Editor: This letter is not about your facts or your stance on the Health Care Bill. You make some very good points, but I suspect that others just as learned as you could make equally good points against the bill. I am a bit more relaxed about all this and think the bill will stand or fall on its merits, or its lack of. I would have to admit in the spirit of candor I am betting on the latter.
This letter is about the over-use of the phrase equating the GOP as the “Party of No.” Here is a little secret about the Republican Party . . . OF COURSE it is the Party of No.

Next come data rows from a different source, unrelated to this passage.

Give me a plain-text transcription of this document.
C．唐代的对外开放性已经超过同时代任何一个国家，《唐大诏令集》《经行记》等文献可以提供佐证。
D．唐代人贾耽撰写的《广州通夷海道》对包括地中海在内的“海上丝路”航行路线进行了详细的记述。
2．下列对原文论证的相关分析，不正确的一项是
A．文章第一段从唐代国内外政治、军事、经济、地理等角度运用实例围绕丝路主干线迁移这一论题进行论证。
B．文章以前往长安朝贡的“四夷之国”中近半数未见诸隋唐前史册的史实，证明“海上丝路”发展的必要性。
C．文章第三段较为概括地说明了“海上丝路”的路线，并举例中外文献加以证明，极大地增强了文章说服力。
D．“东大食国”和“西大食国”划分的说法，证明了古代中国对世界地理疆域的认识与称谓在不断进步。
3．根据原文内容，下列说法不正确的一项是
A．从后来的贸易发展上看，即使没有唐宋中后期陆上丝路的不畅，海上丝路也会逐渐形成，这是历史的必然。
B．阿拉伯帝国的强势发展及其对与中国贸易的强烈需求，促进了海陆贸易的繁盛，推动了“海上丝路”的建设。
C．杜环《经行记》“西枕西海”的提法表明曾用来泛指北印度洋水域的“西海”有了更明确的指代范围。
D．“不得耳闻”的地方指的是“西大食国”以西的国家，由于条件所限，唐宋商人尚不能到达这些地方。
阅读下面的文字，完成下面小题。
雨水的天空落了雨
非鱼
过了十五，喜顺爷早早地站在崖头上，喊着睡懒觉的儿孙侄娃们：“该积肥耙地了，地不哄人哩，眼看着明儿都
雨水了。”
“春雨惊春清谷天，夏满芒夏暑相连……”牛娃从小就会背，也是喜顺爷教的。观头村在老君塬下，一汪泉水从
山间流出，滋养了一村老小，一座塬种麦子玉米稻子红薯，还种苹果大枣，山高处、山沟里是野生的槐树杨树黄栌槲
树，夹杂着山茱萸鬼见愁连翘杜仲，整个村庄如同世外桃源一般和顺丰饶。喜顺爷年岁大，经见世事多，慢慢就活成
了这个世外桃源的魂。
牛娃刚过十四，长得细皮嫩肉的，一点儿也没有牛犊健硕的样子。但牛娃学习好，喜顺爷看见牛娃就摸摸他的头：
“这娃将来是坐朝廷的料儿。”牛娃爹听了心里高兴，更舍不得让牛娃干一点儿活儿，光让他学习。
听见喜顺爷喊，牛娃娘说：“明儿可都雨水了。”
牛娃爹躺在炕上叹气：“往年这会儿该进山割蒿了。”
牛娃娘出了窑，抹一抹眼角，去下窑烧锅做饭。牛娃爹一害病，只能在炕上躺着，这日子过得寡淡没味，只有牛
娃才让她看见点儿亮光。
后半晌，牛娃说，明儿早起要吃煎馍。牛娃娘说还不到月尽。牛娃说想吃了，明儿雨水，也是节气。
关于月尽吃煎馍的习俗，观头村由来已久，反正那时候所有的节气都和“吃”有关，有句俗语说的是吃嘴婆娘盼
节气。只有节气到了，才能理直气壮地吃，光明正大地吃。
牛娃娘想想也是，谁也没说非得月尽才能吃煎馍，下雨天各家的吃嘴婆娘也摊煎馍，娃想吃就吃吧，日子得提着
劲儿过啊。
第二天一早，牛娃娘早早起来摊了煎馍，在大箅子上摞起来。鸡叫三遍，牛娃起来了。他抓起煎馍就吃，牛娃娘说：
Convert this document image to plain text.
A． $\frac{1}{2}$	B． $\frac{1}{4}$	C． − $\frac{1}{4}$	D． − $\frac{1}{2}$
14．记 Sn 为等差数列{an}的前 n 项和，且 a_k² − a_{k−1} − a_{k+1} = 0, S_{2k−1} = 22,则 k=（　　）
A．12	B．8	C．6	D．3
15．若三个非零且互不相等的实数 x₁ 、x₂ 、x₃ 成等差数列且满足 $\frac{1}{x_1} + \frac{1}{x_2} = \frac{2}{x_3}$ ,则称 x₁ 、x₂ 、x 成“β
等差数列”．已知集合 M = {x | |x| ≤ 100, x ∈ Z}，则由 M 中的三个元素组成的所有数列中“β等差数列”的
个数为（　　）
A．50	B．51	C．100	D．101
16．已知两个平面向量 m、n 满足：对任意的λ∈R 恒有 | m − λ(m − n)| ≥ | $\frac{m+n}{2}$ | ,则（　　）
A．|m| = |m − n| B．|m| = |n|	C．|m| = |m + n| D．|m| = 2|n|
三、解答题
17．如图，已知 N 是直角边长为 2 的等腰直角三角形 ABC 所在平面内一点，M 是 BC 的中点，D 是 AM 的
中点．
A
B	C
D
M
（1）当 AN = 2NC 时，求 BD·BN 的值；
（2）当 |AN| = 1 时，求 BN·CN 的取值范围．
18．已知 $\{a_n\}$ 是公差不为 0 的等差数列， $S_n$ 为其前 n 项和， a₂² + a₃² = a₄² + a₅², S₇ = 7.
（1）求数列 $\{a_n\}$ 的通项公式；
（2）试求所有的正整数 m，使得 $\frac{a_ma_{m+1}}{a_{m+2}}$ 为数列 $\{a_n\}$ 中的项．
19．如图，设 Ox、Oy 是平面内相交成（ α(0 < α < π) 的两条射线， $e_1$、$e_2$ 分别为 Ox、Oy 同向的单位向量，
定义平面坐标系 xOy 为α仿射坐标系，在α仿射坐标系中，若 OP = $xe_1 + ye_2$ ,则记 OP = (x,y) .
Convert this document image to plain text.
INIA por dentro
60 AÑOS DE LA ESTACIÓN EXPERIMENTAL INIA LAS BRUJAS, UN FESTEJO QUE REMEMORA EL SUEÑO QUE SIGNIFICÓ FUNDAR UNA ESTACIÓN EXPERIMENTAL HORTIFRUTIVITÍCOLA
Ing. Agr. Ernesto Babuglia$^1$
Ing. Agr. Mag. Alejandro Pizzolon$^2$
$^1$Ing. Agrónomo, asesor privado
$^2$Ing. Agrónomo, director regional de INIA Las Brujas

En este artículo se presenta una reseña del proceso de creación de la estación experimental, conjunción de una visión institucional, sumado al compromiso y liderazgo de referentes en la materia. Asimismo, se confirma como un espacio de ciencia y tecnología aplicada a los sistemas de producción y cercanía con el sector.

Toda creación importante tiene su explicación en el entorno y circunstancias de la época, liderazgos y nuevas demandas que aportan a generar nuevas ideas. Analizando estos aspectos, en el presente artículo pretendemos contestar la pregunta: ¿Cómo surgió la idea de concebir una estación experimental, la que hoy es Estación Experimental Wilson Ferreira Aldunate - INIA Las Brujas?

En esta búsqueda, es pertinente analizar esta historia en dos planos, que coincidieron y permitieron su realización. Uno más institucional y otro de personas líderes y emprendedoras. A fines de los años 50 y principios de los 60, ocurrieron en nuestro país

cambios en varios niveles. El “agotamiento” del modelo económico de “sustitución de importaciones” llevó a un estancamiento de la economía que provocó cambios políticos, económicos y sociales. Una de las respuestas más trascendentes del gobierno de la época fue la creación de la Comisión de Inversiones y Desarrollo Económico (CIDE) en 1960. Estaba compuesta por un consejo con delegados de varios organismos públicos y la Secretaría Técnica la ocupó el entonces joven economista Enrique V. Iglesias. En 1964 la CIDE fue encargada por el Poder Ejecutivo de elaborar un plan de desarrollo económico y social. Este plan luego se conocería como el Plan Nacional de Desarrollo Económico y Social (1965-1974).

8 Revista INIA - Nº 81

Its very DNA is made up of the concept of “No.”
The GOP was formed by persons who stood up and said no to the Kansas-Nebraska Act of 1854. Whigs and Free Soil Demo-crats banded together to create the Republican Party in opposition of an act that would have expanded slavery and drawn out its eventual demise. By doing so, they created the Party of No: the Republican party.
The GOP would in a few short years stand as the Party of No against the evils of slavery itself. The GOP would say “No” to a divided nation, even though it meant the bloodshed, tears and suffering that was the Civil War. It would say “No” to peace when that terrible war was costing thousands and tens of thousands of lives, while Democrats were advocating for negotiations with the South.
The Republican Party suffered huge defeats in the Gilded Age when their factions known as Mugwumps and Half-Breeds said “No” to the Spoils System of the Civil Service.
The GOP would make a comeback when they stood up under McKinley and Theodore Roosevelt and said “No” to trusts and monopolies such as Northern Securities Company and Standard Oil.
In the 1960s, the GOP would help the effort to say “No” to discrimination of fellow Americans when they helped pass the Civil Rights act of 1964. It should be noted that a larger percentage of Republicans voted in favor of the bill, close to 80 percent, than their fellow Democrats.
More recently, under the leadership of Ronald Reagan, the GOP stood up and said “No” to detente with communism, bringing about freedom for millions that suffered under the fists of the U.S.S.R.
George W. Bush said no to terrorism, terrorism generated by the perverted beliefs of Islamic apostates.
I do not pretend to say that Republicans have always said no at the right times in our history, or for that matter said yes at the right times. I am only trying, in my limited way, to say that no is not always a bad thing.
I would add that saying no has a long history in our American story. When we say no on principle, and for the right reasons, we join some great company. Names such as John Locke, James Madison, George Mason, Alexander Hamilton and Thomas Jefferson all helped add the Bill of Rights to our American Constitution. If you read those 10 Amendments you might note that they are all about no: no to government, no to the role government can take.
I think that if you or I could join that company of men, we would be glad to say no more often.